We tell the story now with humor. HAHAHA REMEMBER THE NIGHT BETH ALMOST BURNED THE HOUSE DOWN BECAUSE SHE LOVES TO READ? It’s part of the family archives. The sacred texts we pass along, generation to generation. Our oral history. And I laugh along with everyone else when we, the matriarchs and patriarchs, the sages and crones, sit by the figurative hearth and spin our tales to the youngers. But at the same time there is a whisper that flits through my mind—a tiny ghost on a figure-eight infinity loop from brain to gut, crossing always through the heart—pressing the story deeper. Compacting it. Condensing it. With children, with their every failure, imagined and otherwise, we have the opportunity to build trust or rob it. And that night when my father could have railed and stomped and unleashed the fear of his family burning in the night—when he could have said, “what were you thinking” and rightfully so, since I was old enough to know fire begets fire—he said instead, “It is not your fault. It’s mine. I should’ve told you when to stop.”

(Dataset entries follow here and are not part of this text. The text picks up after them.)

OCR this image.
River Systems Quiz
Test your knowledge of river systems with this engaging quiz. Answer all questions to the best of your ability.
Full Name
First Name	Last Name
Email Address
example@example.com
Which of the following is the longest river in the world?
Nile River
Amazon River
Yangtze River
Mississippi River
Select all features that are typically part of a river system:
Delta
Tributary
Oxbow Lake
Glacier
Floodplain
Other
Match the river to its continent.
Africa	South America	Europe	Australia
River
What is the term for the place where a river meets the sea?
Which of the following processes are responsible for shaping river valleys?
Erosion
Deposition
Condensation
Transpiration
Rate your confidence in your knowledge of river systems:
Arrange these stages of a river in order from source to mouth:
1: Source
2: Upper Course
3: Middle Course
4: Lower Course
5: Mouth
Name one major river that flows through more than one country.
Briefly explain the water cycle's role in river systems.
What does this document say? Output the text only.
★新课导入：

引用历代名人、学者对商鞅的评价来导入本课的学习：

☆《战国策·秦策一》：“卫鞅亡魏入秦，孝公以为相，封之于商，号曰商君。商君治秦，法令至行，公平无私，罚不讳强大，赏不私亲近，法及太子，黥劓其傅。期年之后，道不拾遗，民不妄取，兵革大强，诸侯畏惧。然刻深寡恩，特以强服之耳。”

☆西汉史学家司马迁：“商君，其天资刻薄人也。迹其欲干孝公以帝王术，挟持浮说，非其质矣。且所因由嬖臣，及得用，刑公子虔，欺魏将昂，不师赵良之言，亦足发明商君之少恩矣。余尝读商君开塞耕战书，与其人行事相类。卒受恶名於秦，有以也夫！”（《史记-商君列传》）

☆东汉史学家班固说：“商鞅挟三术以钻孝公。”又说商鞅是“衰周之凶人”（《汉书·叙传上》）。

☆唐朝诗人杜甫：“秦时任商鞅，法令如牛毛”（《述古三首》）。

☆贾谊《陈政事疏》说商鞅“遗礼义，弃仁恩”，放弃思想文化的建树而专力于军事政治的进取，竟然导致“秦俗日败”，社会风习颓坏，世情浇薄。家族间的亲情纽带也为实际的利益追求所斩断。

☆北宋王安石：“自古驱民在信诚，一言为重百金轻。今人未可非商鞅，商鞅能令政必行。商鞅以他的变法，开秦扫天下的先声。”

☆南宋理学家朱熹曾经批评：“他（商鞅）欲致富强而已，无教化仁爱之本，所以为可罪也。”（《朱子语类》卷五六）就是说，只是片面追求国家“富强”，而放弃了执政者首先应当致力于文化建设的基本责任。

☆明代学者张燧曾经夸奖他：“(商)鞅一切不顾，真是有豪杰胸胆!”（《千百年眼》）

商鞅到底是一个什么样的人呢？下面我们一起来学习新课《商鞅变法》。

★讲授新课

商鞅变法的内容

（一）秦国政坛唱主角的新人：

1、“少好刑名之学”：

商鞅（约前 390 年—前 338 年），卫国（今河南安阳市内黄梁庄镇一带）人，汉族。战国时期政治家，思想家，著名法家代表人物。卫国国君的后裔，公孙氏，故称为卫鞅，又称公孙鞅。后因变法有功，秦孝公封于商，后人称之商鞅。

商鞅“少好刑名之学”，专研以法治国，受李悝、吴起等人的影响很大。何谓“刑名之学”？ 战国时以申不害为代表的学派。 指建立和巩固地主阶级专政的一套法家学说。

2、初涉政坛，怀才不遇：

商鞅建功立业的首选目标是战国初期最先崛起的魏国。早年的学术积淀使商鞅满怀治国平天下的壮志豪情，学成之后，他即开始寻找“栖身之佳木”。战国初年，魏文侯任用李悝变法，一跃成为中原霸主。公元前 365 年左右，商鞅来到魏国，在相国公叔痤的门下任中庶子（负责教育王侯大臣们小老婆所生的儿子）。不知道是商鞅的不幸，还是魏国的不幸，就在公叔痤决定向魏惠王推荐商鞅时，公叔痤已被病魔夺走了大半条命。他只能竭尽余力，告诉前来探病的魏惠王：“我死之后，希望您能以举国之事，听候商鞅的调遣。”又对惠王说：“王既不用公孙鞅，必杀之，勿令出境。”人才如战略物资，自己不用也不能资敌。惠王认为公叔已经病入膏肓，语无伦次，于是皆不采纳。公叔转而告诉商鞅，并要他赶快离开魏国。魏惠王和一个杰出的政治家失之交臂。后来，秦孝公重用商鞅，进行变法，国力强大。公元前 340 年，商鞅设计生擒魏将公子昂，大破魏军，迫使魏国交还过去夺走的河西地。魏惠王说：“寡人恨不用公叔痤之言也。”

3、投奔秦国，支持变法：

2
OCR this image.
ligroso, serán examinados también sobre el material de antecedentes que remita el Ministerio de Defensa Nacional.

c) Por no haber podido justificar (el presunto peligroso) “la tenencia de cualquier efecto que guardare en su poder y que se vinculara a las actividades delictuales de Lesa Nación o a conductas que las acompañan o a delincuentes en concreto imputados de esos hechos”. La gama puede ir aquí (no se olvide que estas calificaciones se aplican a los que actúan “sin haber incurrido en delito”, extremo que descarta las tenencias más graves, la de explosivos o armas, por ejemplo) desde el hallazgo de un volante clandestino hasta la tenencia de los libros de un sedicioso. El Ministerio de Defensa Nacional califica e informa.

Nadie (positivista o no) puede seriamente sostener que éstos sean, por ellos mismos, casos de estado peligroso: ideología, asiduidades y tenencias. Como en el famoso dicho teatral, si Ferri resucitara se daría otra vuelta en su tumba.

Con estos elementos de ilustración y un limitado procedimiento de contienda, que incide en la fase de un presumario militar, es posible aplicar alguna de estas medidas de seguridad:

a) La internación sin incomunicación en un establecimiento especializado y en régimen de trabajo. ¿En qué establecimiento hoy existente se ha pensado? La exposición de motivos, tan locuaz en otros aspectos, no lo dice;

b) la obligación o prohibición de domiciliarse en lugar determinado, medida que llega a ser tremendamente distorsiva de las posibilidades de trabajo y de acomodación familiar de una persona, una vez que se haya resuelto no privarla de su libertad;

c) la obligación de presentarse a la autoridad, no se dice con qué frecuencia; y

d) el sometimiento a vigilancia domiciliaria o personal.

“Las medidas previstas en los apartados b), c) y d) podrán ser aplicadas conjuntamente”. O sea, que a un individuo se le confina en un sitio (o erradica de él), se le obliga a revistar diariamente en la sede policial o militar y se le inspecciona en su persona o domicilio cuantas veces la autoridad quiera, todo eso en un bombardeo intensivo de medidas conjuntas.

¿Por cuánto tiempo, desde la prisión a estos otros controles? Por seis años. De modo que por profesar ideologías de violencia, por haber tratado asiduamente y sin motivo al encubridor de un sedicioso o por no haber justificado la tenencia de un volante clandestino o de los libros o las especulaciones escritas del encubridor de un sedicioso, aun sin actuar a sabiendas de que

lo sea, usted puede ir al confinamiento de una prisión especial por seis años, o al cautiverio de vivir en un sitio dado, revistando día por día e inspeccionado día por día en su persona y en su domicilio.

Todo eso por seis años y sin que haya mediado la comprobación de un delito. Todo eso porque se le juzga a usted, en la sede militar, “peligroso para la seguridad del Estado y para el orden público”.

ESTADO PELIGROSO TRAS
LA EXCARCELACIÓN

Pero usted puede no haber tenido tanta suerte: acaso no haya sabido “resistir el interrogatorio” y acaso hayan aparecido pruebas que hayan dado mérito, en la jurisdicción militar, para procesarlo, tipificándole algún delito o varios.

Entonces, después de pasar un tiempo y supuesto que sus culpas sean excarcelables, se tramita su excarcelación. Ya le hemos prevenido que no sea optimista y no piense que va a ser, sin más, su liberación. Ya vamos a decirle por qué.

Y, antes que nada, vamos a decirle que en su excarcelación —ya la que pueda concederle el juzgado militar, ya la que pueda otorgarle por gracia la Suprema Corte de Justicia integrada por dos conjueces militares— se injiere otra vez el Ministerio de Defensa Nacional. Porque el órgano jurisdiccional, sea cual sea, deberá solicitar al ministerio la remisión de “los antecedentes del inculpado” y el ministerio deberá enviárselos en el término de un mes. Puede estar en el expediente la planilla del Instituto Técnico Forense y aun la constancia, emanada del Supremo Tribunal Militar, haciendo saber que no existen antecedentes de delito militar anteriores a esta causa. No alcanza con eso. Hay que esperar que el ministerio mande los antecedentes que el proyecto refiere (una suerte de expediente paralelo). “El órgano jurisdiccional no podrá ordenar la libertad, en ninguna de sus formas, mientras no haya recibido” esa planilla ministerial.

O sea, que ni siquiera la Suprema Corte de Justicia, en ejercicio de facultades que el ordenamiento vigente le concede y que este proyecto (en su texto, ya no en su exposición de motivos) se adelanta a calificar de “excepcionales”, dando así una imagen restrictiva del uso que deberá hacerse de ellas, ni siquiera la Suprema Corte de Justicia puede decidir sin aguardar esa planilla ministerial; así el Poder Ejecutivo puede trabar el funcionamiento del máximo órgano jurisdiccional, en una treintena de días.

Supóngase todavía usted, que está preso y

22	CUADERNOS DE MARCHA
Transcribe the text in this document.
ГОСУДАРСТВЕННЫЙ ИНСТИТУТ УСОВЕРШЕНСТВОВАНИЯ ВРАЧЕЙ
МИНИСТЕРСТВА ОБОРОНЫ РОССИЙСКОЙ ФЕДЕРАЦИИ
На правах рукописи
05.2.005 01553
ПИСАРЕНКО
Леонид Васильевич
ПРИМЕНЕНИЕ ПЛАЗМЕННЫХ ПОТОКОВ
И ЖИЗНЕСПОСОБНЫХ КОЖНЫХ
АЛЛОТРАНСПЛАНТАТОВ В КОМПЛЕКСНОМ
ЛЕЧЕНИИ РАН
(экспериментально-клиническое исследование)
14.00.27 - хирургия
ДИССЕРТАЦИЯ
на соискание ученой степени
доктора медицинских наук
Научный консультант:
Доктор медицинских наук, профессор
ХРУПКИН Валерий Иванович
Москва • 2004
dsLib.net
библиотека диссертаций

That night when I was 11 or 12 or 13 was stillness first, a tiny light in the dark, then panic, then relief, then shame, and finally one of the great miracles, Shame Absolved, when my father, standing by the embers, proclaimed me innocent, though I’d nearly burned our house down in the middle of the jungle.
All of which is, I suppose, the long way around to say I don’t take power for granted. Not the power of fire. Not the power of a parent. Not the power of crafting relationship, building a child. Not the power of a pandemic. Not the power of the people rising. Not the power of a year upended. Which I know is a jumble, but bear with me?
The 1980s are history, as is the version of me at 11 or 12 or 13. And my parents in their 30s, drying wood and building fires and putting them out. And that life in the jungle full of days and nights and defying the dark but at a cost, whether of fuel or battery or danger or mental health. And now 2020 is gone, too. Past. Final. Done. Over. With all its complexity. With all its angst. With all its sudden danger in the night. And stillness. And scurrying. And rats in the rafters. And watching things burn. With its costs for defying the dark.
We’re a few days into a new year, and I keep trying to make sense of the year gone by, as though it’s a substance to be neatly packaged and shelved. I sat down at my desk today to do just that. Wrap up 2020. Stow it and look forward. But instead of writing something simple—something linear and defined—I keep thinking about fire and power. And jungles and privilege. And about how nothing is simple, especially not a fresh start.